L’idea non spuntò per caso perché quando Marshall ne parlò poteva già contare sul sostegno del Presidente Harry Truman e di buona parte del congresso. Così, nonostante la determinata opposizione di chi temeva che quegli aiuti a paesi stranieri avrebbero potuto danneggiare l’economia degli Stati Uniti, provocando l’esaurimento delle materie prime essenziali, il Congresso (il 2 aprile) autorizzò l’avvio del programma. Il presidente Truman firmò il relativo decreto il 3 aprile 1948. Il progetto, pari a 17 miliardi di dollari e con una durata di quattro anni, comprendeva sostegni sia finanziari che materiali, come forniture di materie prime, generi alimentari, eccetera. L’aiuto inizialmente fu offerto a quasi tutti i paesi europei, ma l’Unione Sovietica si ritirò dal programma e fu presto seguita dagli stati del blocco orientale.

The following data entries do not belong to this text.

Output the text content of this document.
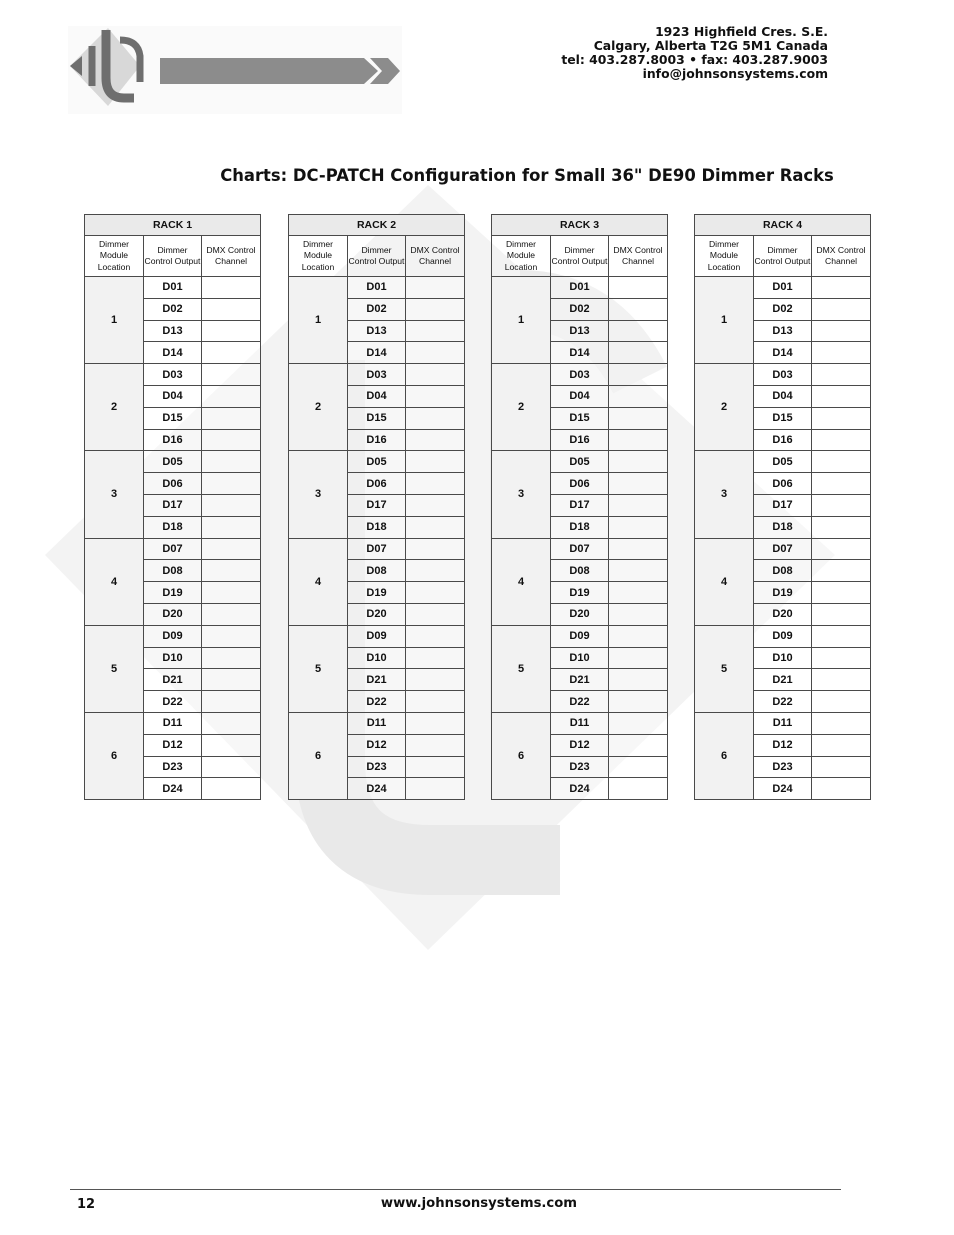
1923 Highfield Cres. S.E.
Calgary, Alberta T2G 5M1 Canada
tel: 403.287.8003 • fax: 403.287.9003
info@johnsonsystems.com
Charts: DC-PATCH Configuration for Small 36" DE90 Dimmer Racks
RACK 1		
Dimmer Module Location	Dimmer Control Output	DMX Control Channel
1	D01	
	D02	
	D13	
	D14	
2	D03	
	D04	
	D15	
	D16	
3	D05	
	D06	
	D17	
	D18	
4	D07	
	D08	
	D19	
	D20	
5	D09	
	D10	
	D21	
	D22	
6	D11	
	D12	
	D23	
	D24	
RACK 2		
Dimmer Module Location	Dimmer Control Output	DMX Control Channel
1	D01	
	D02	
	D13	
	D14	
2	D03	
	D04	
	D15	
	D16	
3	D05	
	D06	
	D17	
	D18	
4	D07	
	D08	
	D19	
	D20	
5	D09	
	D10	
	D21	
	D22	
6	D11	
	D12	
	D23	
	D24	
RACK 3		
Dimmer Module Location	Dimmer Control Output	DMX Control Channel
1	D01	
	D02	
	D13	
	D14	
2	D03	
	D04	
	D15	
	D16	
3	D05	
	D06	
	D17	
	D18	
4	D07	
	D08	
	D19	
	D20	
5	D09	
	D10	
	D21	
	D22	
6	D11	
	D12	
	D23	
	D24	
RACK 4		
Dimmer Module Location	Dimmer Control Output	DMX Control Channel
1	D01	
	D02	
	D13	
	D14	
2	D03	
	D04	
	D15	
	D16	
3	D05	
	D06	
	D17	
	D18	
4	D07	
	D08	
	D19	
	D20	
5	D09	
	D10	
	D21	
	D22	
6	D11	
	D12	
	D23	
	D24	
12	www.johnsonsystems.com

Il piano Marshall è stato uno dei primi pilastri del processo di integrazione europea; nuove istituzioni furono create per regolamentare il commercio internazionale. Allo stesso tempo, l’influenza americana sull’Europa crebbe notevolmente. Nell’ambito Erp, le idee e i metodi americani sono stati trasmessi attraverso programmi di assistenza tecnica e altri servizi di consulenza. Inoltre, le aziende americane si ritrovarono di fronte la strada spianata per coltivare meglio i propri affari in Europa. In pratica venne avviato un processo sociale, economico e culturale che prese il nome di “americanizzazione” (immortalato anche in famosissimi film come, ad esempio, quello di Alberto Sordi “un americano a Roma”).

I paesi europei colsero al volo il messaggio di Harvard: Gran Bretagna e Francia furono i primi ad avviare le discussioni bilaterali, facendo attenzione a non infastidire troppo l’Unione Sovietica. Londra, comunque, era meno sensibile dei francesi alla questione tanto è vero che secondo un documento pubblicato sul sito della “The George C. Marshall Foundation”, il ministro degli Esteri britannico già nel giungo ’47 aveva annunciato che l’Europa sarebbe andata avanti con su questa strada con o senza i sovietici.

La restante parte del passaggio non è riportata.